Topic 58: Whiteboard Derivations

🔥 For interviews, read these first:

  • WHITEBOARD_DERIVATIONS_DEEP_DIVE.md — meta-collection of 13 must-master derivations: backprop, attention, OLS, logistic gradient, KL, EM, PCA via SVD, SVM dual, RoPE rotation, DPO, ELBO, bias-variance, information gain. Each with step-by-step proof + cross-references.
  • INTERVIEW_GRILL.md — 40 active-recall questions verifying you can do each derivation cold.

What You'll Learn

This topic is for derivations you should be able to do cleanly from memory in an interview.

You will practice:

  • logistic regression gradient
  • softmax plus cross-entropy gradient
  • Bernoulli and Gaussian MLE
  • sample variance n vs n - 1
  • attention score shapes
  • bias-variance decomposition intuition
  • confidence interval structure

Why This Matters

In theory-heavy interviews, the interviewer is rarely asking for a full formal proof.

They are usually checking:

  • can you start from first principles
  • can you keep the algebra organized
  • can you track assumptions and shapes
  • can you explain each step out loud

Core Intuition

Most whiteboard derivations in interviews are not really about memorizing a final formula.

They are about whether you can move from:

  • model definition
  • objective
  • derivative or estimator
  • interpretable final form

under time pressure and without losing the thread.

The strongest derivation answers are structured.

They do not jump directly to the result.

They keep a visible chain:

  • what is given
  • what is being optimized
  • which rule is applied
  • what the final expression means

Files in This Topic

Technical Details Interviewers Often Want

Start from the Objective

Candidates often know the final gradient but cannot reconstruct it.

A stronger approach is:

  • write the likelihood or loss
  • simplify if needed
  • differentiate carefully
  • interpret the result

For logistic regression, for example, the interviewer often cares that you can show why the gradient becomes prediction minus target times input.

Keep Shapes Visible

For attention and neural-network derivations, shapes are part of the derivation.

If you cannot say what the shape of the score matrix or gradient is, the interviewer may doubt whether you really understand the operation.
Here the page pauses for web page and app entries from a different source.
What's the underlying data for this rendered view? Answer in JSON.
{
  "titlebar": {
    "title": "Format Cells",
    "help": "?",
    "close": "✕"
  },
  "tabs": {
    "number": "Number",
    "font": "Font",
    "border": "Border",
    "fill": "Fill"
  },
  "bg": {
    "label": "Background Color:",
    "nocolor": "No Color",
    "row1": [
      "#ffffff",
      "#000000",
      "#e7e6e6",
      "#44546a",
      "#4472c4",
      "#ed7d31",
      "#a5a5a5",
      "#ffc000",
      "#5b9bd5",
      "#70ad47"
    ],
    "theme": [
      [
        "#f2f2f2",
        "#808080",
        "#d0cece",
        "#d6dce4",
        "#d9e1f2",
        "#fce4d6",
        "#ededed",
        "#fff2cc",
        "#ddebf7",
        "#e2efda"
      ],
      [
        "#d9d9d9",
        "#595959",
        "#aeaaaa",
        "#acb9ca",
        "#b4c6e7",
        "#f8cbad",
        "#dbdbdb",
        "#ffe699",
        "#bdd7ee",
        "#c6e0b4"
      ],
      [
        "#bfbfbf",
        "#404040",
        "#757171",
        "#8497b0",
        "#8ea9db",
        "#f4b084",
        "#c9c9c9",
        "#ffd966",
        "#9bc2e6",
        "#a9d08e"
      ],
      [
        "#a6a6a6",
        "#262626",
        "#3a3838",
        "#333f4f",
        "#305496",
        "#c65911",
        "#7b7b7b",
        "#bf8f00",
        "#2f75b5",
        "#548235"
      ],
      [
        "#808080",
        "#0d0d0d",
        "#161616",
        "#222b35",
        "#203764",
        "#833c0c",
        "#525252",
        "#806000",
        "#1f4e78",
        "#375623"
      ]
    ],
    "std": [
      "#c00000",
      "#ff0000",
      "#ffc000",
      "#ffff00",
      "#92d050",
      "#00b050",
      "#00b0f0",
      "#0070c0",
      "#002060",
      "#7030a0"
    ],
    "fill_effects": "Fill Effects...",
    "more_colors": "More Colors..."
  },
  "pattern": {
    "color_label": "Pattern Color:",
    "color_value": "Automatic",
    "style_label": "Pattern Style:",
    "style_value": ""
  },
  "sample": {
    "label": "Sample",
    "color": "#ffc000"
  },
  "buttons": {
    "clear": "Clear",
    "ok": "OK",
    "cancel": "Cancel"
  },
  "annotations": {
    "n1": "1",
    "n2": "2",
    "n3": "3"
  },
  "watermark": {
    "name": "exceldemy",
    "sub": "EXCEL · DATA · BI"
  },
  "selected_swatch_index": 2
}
Explain the Meaning of the Result

Do not stop at the algebra.

Examples of good interpretive endings:

  • "This gradient says we push the prediction toward the label."
  • "This estimator equals the sample mean because the Gaussian log-likelihood reduces to squared error."
  • "Using n - 1 corrects the downward bias in sample variance estimation."

That final interpretive sentence often matters as much as the derivation itself.

Common Failure Modes

1. Jumping to a Memorized Result

If the interviewer asks for a derivation and you only state the answer, it is hard for them to judge whether you could recover it under pressure.

2. Losing the Sign

This happens often in log-likelihood and cross-entropy derivations.

Always track whether you are maximizing likelihood or minimizing negative log-likelihood.

3. Misusing the Chain Rule

This is one of the most common issues in softmax, sigmoid, and neural-network gradients.

4. Ignoring Dimensions

An algebraic expression that has the wrong shape is usually a sign that the derivation went off track.

5. Stopping Before Interpretation

Even a correct derivation can sound incomplete if you do not explain what the expression means.

Edge Cases and Follow-Up Questions

What if you forget one algebraic step?

State the step you do remember and continue from the objective rather than freezing.

What if the interviewer asks for intuition instead of algebra?

Give the intuition first, then say you can derive it formally if they want.

What if the derivation depends on an assumption?

Say the assumption explicitly, such as:

  • i.i.d. samples
  • Gaussian noise
  • differentiability
  • full-rank covariance if relevant

What if the interviewer asks why n - 1 appears?

Do not just say "unbiased estimator."

Explain that the sample mean is estimated from the same data, which removes one degree of freedom and causes the naive 1/n estimator to underestimate variance on average.

How to Practice

  1. Cover the answer.
  2. Re-derive it on paper.
  3. Say each step out loud.
  4. Compare with the full derivation.

Standard Pattern

When deriving under pressure:

  1. Write the model.
  2. Write the objective.
  3. Differentiate the outermost term first.
  4. Apply chain rule carefully.
  5. Simplify.
  6. Check dimensions or interpretation.

What to Practice Saying Out Loud

  1. What is the objective I am differentiating?
  2. Which assumption makes this estimator form valid?
  3. What shape should this gradient or tensor have?
  4. What does the final expression mean in plain English?
  5. If I forget the final formula, can I rebuild it from first principles?